2008-08-11 17:00:48 [ndbd] INFO     -- Angel pid: 3052 ndb pid: 3053
2008-08-11 17:00:48 [ndbd] INFO     -- NDB Cluster -- DB node 4
2008-08-11 17:00:48 [ndbd] INFO     -- Version 5.0.51 --
2008-08-11 17:00:48 [ndbd] INFO     -- Configuration fetched at 192.168.1.1 port 1186
2008-08-11 17:00:48 [ndbd] INFO     -- Start initiated (version 5.0.51)
2008-08-11 17:08:39 [ndbd] INFO     -- Error handler startup shutting down system
2008-08-11 17:08:40 [ndbd] INFO     -- Error handler shutdown completed - exiting
2008-08-11 17:08:40 [ndbd] INFO     -- Angel received ndbd startup failure count 1.
2008-08-11 17:08:40 [ndbd] ALERT    -- Node 4: Forced node shutdown completed.
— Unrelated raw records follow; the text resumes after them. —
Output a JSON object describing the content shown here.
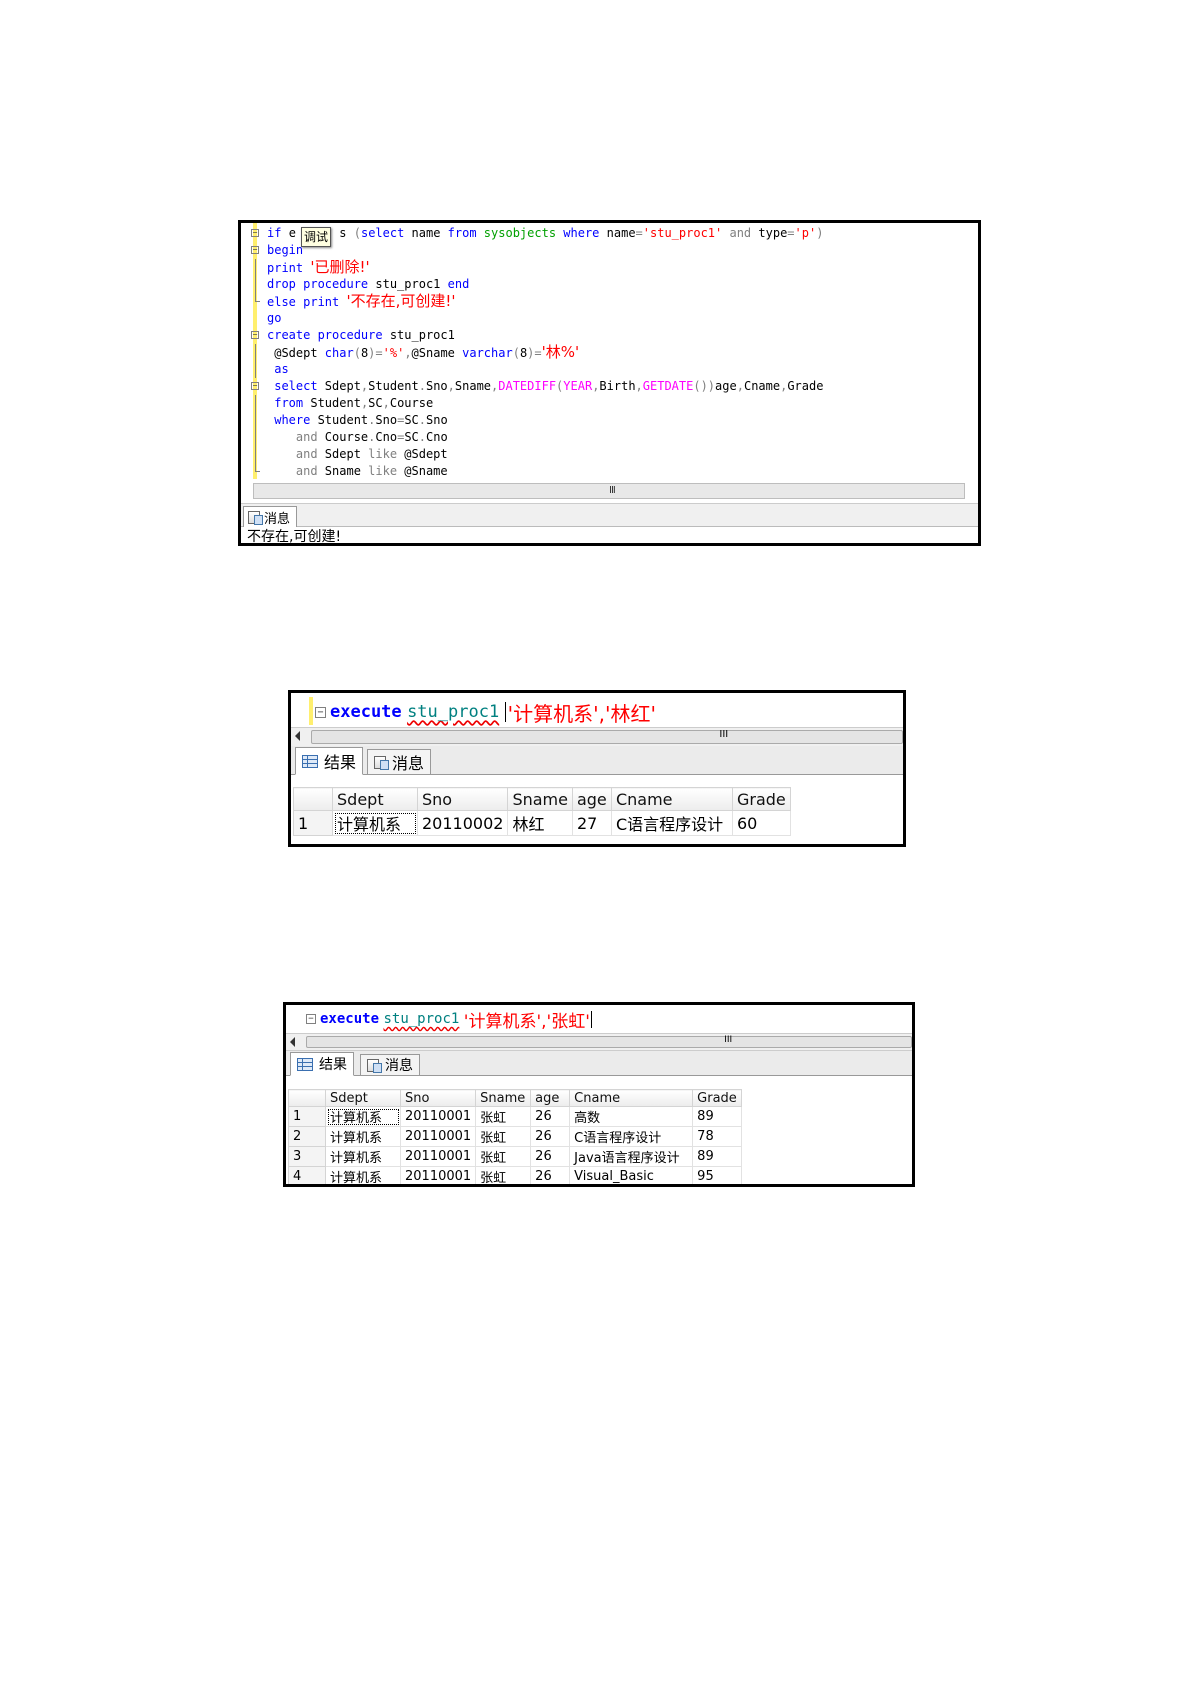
{
  "panel1": {
    "tooltip": "调试",
    "lines": [
      {
        "fold": "minus",
        "segs": [
          [
            "kw",
            "if "
          ],
          [
            "id",
            "e"
          ],
          [
            "pad",
            "      "
          ],
          [
            "id",
            "s "
          ],
          [
            "op",
            "("
          ],
          [
            "kw",
            "select "
          ],
          [
            "id",
            "name "
          ],
          [
            "kw",
            "from "
          ],
          [
            "sys",
            "sysobjects "
          ],
          [
            "kw",
            "where "
          ],
          [
            "id",
            "name"
          ],
          [
            "op",
            "="
          ],
          [
            "str",
            "'stu_proc1' "
          ],
          [
            "op",
            "and "
          ],
          [
            "id",
            "type"
          ],
          [
            "op",
            "="
          ],
          [
            "str",
            "'p'"
          ],
          [
            "op",
            ")"
          ]
        ]
      },
      {
        "fold": "minus",
        "segs": [
          [
            "kw",
            "begin"
          ]
        ]
      },
      {
        "fold": "line",
        "segs": [
          [
            "kw",
            "print "
          ],
          [
            "strcjk",
            "'已删除!'"
          ]
        ]
      },
      {
        "fold": "line",
        "segs": [
          [
            "kw",
            "drop procedure "
          ],
          [
            "id",
            "stu_proc1 "
          ],
          [
            "kw",
            "end"
          ]
        ]
      },
      {
        "fold": "end",
        "segs": [
          [
            "kw",
            "else print "
          ],
          [
            "strcjk",
            "'不存在,可创建!'"
          ]
        ]
      },
      {
        "fold": "none",
        "segs": [
          [
            "kw",
            "go"
          ]
        ]
      },
      {
        "fold": "minus",
        "segs": [
          [
            "kw",
            "create procedure "
          ],
          [
            "id",
            "stu_proc1"
          ]
        ]
      },
      {
        "fold": "line",
        "segs": [
          [
            "id",
            " @Sdept "
          ],
          [
            "kw",
            "char"
          ],
          [
            "op",
            "("
          ],
          [
            "id",
            "8"
          ],
          [
            "op",
            ")="
          ],
          [
            "str",
            "'%'"
          ],
          [
            "op",
            ","
          ],
          [
            "id",
            "@Sname "
          ],
          [
            "kw",
            "varchar"
          ],
          [
            "op",
            "("
          ],
          [
            "id",
            "8"
          ],
          [
            "op",
            ")="
          ],
          [
            "strcjk",
            "'林%'"
          ]
        ]
      },
      {
        "fold": "line",
        "segs": [
          [
            "kw",
            " as"
          ]
        ]
      },
      {
        "fold": "minus",
        "segs": [
          [
            "kw",
            " select "
          ],
          [
            "id",
            "Sdept"
          ],
          [
            "op",
            ","
          ],
          [
            "id",
            "Student"
          ],
          [
            "op",
            "."
          ],
          [
            "id",
            "Sno"
          ],
          [
            "op",
            ","
          ],
          [
            "id",
            "Sname"
          ],
          [
            "op",
            ","
          ],
          [
            "fn",
            "DATEDIFF"
          ],
          [
            "op",
            "("
          ],
          [
            "fn",
            "YEAR"
          ],
          [
            "op",
            ","
          ],
          [
            "id",
            "Birth"
          ],
          [
            "op",
            ","
          ],
          [
            "fn",
            "GETDATE"
          ],
          [
            "op",
            "())"
          ],
          [
            "id",
            "age"
          ],
          [
            "op",
            ","
          ],
          [
            "id",
            "Cname"
          ],
          [
            "op",
            ","
          ],
          [
            "id",
            "Grade"
          ]
        ]
      },
      {
        "fold": "line",
        "segs": [
          [
            "kw",
            " from "
          ],
          [
            "id",
            "Student"
          ],
          [
            "op",
            ","
          ],
          [
            "id",
            "SC"
          ],
          [
            "op",
            ","
          ],
          [
            "id",
            "Course"
          ]
        ]
      },
      {
        "fold": "line",
        "segs": [
          [
            "kw",
            " where "
          ],
          [
            "id",
            "Student"
          ],
          [
            "op",
            "."
          ],
          [
            "id",
            "Sno"
          ],
          [
            "op",
            "="
          ],
          [
            "id",
            "SC"
          ],
          [
            "op",
            "."
          ],
          [
            "id",
            "Sno"
          ]
        ]
      },
      {
        "fold": "line",
        "segs": [
          [
            "op",
            "    and "
          ],
          [
            "id",
            "Course"
          ],
          [
            "op",
            "."
          ],
          [
            "id",
            "Cno"
          ],
          [
            "op",
            "="
          ],
          [
            "id",
            "SC"
          ],
          [
            "op",
            "."
          ],
          [
            "id",
            "Cno"
          ]
        ]
      },
      {
        "fold": "line",
        "segs": [
          [
            "op",
            "    and "
          ],
          [
            "id",
            "Sdept "
          ],
          [
            "op",
            "like "
          ],
          [
            "id",
            "@Sdept"
          ]
        ]
      },
      {
        "fold": "end",
        "segs": [
          [
            "op",
            "    and "
          ],
          [
            "id",
            "Sname "
          ],
          [
            "op",
            "like "
          ],
          [
            "id",
            "@Sname"
          ]
        ]
      }
    ],
    "scroll_grip": "III",
    "messages_tab": "消息",
    "message_text": "不存在,可创建!"
  },
  "panel2": {
    "exec_keyword": "execute",
    "proc_name": "stu_proc1",
    "args": "'计算机系','林红'",
    "scroll_grip": "III",
    "tab_results": "结果",
    "tab_messages": "消息",
    "columns": [
      "",
      "Sdept",
      "Sno",
      "Sname",
      "age",
      "Cname",
      "Grade"
    ],
    "rows": [
      [
        "1",
        "计算机系",
        "20110002",
        "林红",
        "27",
        "C语言程序设计",
        "60"
      ]
    ]
  },
  "panel3": {
    "exec_keyword": "execute",
    "proc_name": "stu_proc1",
    "args": "'计算机系','张虹'",
    "scroll_grip": "III",
    "tab_results": "结果",
    "tab_messages": "消息",
    "columns": [
      "",
      "Sdept",
      "Sno",
      "Sname",
      "age",
      "Cname",
      "Grade"
    ],
    "rows": [
      [
        "1",
        "计算机系",
        "20110001",
        "张虹",
        "26",
        "高数",
        "89"
      ],
      [
        "2",
        "计算机系",
        "20110001",
        "张虹",
        "26",
        "C语言程序设计",
        "78"
      ],
      [
        "3",
        "计算机系",
        "20110001",
        "张虹",
        "26",
        "Java语言程序设计",
        "89"
      ],
      [
        "4",
        "计算机系",
        "20110001",
        "张虹",
        "26",
        "Visual_Basic",
        "95"
      ]
    ]
  }
}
Occured during startphase 5. Caused by error 2341: 'Internal program error (failed ndbrequire)(Internal error, programming error or missing error message, please report a bug). Temporary error, restart node'.

If you need the trace_log please let me know where to send it to.

Thanks

trace log for node 4

Attachment: ndb_4_trace.log.11.gz (application/x-gzip, text), 52.56 KiB.

This problem has been solved.  The problem was pin pointed to lack of memory.
We increased the hardware memory by 25%  and DataMemory by 35% and system seems
stable.  Upgrading to 5.0.51 alone was not enough.

I am closing since this issue obviously was solved.